Zij is van toepassing met ingang van 15 mei 2018.

Deze verordening is verbindend in al haar onderdelen en is rechtstreeks toepasselijk in elke lidstaat.

Gedaan te Brussel, 12 april 2018.

Voor de Commissie

De voorzitter

Jean-Claude JUNCKER


(1)  PB L 181 van 29.6.2013, blz. 15.

(2)  Uitvoeringsverordening (EU) nr. 1352/2013 van de Commissie van 4 december 2013 tot vaststelling van de formulieren waarin is voorzien in Verordening (EU) nr. 608/2013 van het Europees Parlement en de Raad inzake de handhaving van intellectuele-eigendomsrechten door de douane (PB L 341 van 18.12.2013, blz. 10).

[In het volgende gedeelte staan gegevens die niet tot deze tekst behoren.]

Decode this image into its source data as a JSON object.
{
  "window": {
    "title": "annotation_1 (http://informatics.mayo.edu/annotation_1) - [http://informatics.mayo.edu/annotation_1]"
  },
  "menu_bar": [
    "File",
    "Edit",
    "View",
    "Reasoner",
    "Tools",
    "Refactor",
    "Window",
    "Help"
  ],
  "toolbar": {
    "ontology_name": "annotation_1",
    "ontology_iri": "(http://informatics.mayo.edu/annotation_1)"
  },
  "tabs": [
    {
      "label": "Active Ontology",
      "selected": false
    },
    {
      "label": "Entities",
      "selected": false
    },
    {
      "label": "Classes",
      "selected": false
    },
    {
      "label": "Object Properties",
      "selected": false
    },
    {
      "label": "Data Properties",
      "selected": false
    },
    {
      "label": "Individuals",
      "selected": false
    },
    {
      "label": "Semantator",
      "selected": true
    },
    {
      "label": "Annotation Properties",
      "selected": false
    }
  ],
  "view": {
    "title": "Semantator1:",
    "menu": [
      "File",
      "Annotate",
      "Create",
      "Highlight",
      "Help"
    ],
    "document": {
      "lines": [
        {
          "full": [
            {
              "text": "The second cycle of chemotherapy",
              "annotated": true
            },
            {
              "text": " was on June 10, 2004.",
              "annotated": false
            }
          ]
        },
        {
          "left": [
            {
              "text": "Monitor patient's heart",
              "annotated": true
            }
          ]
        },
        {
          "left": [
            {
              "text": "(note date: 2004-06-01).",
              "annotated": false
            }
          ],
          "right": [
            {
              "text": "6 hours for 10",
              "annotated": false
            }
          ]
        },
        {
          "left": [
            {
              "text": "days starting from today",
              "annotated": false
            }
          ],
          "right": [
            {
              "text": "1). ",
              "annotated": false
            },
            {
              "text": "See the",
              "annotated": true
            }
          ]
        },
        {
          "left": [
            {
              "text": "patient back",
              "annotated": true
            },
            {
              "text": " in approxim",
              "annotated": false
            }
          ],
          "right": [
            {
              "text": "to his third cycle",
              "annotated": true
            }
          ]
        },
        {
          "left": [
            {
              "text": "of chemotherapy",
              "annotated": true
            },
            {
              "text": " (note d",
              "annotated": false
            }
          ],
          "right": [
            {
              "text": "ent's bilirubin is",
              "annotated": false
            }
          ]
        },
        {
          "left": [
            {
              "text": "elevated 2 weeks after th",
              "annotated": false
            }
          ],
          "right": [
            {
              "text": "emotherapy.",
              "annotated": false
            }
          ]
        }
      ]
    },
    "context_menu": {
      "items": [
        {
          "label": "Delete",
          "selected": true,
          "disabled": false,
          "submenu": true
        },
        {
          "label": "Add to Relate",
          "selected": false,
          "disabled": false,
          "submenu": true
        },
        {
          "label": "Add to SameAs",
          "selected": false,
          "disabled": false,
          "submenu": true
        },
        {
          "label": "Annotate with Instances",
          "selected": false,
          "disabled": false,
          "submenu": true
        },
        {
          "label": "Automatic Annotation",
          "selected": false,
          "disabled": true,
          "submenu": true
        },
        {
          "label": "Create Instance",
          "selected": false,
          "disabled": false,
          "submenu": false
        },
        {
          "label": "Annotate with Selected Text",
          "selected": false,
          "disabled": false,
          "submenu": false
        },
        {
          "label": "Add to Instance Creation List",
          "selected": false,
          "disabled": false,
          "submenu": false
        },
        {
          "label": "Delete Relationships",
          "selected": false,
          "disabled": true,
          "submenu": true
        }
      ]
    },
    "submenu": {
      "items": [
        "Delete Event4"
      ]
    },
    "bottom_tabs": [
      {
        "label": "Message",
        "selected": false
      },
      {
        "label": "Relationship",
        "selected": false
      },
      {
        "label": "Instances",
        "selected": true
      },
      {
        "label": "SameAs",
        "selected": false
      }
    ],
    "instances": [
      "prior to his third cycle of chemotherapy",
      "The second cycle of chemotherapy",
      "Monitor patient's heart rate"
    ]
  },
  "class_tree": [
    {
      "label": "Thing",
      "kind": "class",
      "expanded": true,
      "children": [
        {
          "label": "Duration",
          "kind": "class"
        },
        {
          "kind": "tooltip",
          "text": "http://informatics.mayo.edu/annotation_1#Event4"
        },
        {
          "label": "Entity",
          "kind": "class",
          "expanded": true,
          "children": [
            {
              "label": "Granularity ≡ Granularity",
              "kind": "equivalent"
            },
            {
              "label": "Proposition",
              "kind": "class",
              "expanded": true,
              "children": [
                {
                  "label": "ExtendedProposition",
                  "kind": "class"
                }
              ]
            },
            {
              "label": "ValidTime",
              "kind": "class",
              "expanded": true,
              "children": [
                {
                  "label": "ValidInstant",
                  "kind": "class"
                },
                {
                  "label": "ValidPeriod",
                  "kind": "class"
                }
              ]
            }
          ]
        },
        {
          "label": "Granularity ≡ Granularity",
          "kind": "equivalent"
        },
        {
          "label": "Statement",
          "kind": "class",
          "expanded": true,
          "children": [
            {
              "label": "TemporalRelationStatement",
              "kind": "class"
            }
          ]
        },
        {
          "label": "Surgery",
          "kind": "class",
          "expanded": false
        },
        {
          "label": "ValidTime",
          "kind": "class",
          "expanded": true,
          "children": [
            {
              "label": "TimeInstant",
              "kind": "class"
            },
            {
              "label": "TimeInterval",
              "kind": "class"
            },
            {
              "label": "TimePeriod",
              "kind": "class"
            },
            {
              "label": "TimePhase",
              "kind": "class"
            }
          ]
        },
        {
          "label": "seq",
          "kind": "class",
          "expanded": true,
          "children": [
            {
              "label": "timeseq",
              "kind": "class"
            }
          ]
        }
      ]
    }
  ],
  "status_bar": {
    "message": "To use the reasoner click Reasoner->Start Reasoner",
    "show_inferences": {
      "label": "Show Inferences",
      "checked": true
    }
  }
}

(3)  Verordening (EU) 2015/2424 van het Europees Parlement en de Raad van 16 december 2015 tot wijziging van Verordening (EG) nr. 207/2009 van de Raad inzake het Gemeenschapsmerk, en van Verordening (EG) nr. 2868/95 van de Commissie tot uitvoering van Verordening (EG) nr. 40/94 van de Raad inzake het Gemeenschapsmerk, en tot intrekking van Verordening (EG) nr. 2869/95 van de Commissie inzake de aan het Bureau voor harmonisatie binnen de interne markt (merken, tekeningen en modellen) te betalen taksen (PB L 341 van 24.12.2015, blz. 21).


BIJLAGE I

BIJLAGE I

Image Tekst van het beeld Image Tekst van het beeld Image Tekst van het beeld Image Tekst van het beeld Image Tekst van het beeld Image Tekst van het beeld Image Tekst van het beeld Image Tekst van het beeld Image Tekst van het beeld Image Tekst van het beeld
”.

BIJLAGE II

Deel I van bijlage III bij Uitvoeringsverordening (EU) nr. 1352/2013 wordt als volgt gewijzigd:

1)

De tekst van de aanwijzing voor het invullen van vak 1 („Aanvrager”) wordt vervangen door:

„In dit vak moeten gegevens over de aanvrager worden ingevuld. Het moet informatie bevatten over de naam en het volledige adres van de aanvrager, zijn fiscaal identificatienummer (Taxpayer Identification Number, TIN), een ander nationaal registratienummer of zijn registratie- en identificatienummer van marktdeelnemer (Economic Operator Registration and Identification Number, EORI-nr.), wat een nummer is dat uniek is in de hele Unie en dat door een douaneautoriteit in een lidstaat wordt toegekend aan marktdeelnemers die zich met douaneactiviteiten bezighouden, zijn telefoonnummer, mobiele telefoonnummer of faxnummer en zijn e-mailadres. De aanvrager kan in voorkomend geval ook het adres van zijn website vermelden.”.

2)

In de tekst van de aanwijzing voor het invullen van vak 2 („Unie-/nationaal verzoek”) wordt de volgende alinea toegevoegd:

„Indien het verzoek wordt ingediend nadat de vrijgave van de goederen werd geschorst of de goederen werden vastgehouden overeenkomstig artikel 18 van Verordening (EU) nr. 608/2013, moet het vak „Nationaal verzoek (zie artikel 5, lid 3)” worden aangekruist.”.

3)

De tekst van de aanwijzing voor het invullen van vak 10 („Procedure voor een kleine zending”), wordt vervangen door:

„Indien de aanvrager gebruik wenst te maken van de procedure in artikel 26 van Verordening (EU) nr. 608/2013 voor de vernietiging van goederen in de kleine zending, moet hij het desbetreffende vak aankruisen van de lidstaat, of lidstaten in het geval van een Unieverzoek, waarin hij wenst dat de procedure wordt toegepast.”.